Klassiek conditioneren wordt ook vaak gebruikt bij reclames. Klassiek conditioneerde zorgt ook voor
snelle reactie. Bij het ritselen van bosjes zul je meteen wegrennen en niet wachten tot de tijger er uit
komt.
Conditioneren; methode om vorm te geven aan gedrag, gedrag beïnvloeden.
Taste aversion therapy; iets dat je voorheen lekker vond minder lekker gaan leren door
conditionering. Je neemt een vies smaakje (US) en vindt dit vies (UR) vervolgens combineer je dit
vieze smaakje met bvb alcohol (CS) en vindt dit ook vies. Na verloop van tijd vindt je alleen alcohol
ook al vies. Alcoholische drank wordt geassocieerd met een onprettige smaak waardoor de
alcoholconsumptie daalt. Na een tijdje verdwijnt deze associatie weer en smaakt het niet meer vies.

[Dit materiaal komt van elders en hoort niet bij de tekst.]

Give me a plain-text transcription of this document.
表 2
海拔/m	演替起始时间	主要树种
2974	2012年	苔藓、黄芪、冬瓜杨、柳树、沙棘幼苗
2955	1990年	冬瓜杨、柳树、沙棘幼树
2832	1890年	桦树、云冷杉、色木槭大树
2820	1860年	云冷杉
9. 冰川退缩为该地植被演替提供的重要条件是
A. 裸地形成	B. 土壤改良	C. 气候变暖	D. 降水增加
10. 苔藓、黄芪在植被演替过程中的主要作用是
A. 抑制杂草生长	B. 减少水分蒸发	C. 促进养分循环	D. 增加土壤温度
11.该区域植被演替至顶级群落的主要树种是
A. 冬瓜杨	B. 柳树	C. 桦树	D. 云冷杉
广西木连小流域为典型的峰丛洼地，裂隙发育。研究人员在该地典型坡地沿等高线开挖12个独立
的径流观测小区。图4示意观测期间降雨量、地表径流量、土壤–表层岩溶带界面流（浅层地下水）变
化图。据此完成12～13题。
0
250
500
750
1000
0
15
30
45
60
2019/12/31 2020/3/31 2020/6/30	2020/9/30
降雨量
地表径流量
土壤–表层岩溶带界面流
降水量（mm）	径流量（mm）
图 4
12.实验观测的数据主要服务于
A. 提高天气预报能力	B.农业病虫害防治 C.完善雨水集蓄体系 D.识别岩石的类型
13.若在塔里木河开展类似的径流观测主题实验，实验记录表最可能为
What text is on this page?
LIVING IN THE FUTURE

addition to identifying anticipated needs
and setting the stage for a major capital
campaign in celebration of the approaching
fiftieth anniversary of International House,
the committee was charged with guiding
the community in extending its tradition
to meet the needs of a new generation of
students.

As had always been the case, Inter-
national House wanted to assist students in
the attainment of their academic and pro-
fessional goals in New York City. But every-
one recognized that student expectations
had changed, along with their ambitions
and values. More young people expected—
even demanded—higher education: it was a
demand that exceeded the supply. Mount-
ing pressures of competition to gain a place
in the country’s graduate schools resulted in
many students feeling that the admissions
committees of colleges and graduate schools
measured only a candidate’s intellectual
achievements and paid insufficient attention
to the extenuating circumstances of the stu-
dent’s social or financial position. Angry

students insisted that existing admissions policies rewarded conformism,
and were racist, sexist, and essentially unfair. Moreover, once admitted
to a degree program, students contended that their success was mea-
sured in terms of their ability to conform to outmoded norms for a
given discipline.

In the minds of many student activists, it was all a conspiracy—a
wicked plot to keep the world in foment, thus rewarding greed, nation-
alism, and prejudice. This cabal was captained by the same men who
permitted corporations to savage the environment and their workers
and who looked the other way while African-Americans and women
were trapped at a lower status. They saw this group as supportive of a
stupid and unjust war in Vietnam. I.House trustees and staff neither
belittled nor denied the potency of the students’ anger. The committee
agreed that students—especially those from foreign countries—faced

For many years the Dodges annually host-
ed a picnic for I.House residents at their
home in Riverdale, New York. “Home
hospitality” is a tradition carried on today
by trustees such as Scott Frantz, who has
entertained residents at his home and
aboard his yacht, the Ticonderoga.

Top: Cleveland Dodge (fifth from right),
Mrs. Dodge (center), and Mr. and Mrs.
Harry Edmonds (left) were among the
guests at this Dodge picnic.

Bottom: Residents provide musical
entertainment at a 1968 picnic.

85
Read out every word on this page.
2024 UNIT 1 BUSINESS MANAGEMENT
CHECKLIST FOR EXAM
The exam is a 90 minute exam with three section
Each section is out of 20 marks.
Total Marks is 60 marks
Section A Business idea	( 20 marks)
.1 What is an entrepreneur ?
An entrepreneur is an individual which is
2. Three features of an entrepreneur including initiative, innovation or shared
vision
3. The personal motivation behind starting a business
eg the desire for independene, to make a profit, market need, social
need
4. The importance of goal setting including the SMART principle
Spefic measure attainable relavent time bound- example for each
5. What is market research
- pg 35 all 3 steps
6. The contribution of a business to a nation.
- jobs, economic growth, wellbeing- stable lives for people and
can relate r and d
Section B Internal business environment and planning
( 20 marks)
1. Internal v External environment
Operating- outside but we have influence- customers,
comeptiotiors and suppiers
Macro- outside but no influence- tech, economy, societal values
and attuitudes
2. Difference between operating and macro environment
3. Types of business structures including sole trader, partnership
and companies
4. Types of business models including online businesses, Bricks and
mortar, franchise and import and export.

Basisbegrippen uit de klassieke conditionerings-theorie;
- Extinctie; geconditioneerde respons dooft uit als de CS niet meer aan de US wordt gekoppeld
- Blocking; als een nieuwe stimulus (NS) aan een al geconditioneerde stimulus (CS) wordt
gekoppeld, resulteert de NS niet in een CR. (lamp na bel, bel alleen geen UR. Bel is al een
goede stimulus)
- Generalisatie; stimuli die lijken op de CS leveren dezelfde response als de oorspronkelijke CS
(bel van 400 en 600Hz, het moet wel op elkaar lijken, 1200Hz zal niet werken)
- Discriminatie; onderscheid leren maken tussen stimuli. Vlees geven bij 400Hz, geen vlees
geven bij 600Hz. Bij 400 Hz zal de hond na verloop van tijd gaan kwijlen, bij 600Hz niet.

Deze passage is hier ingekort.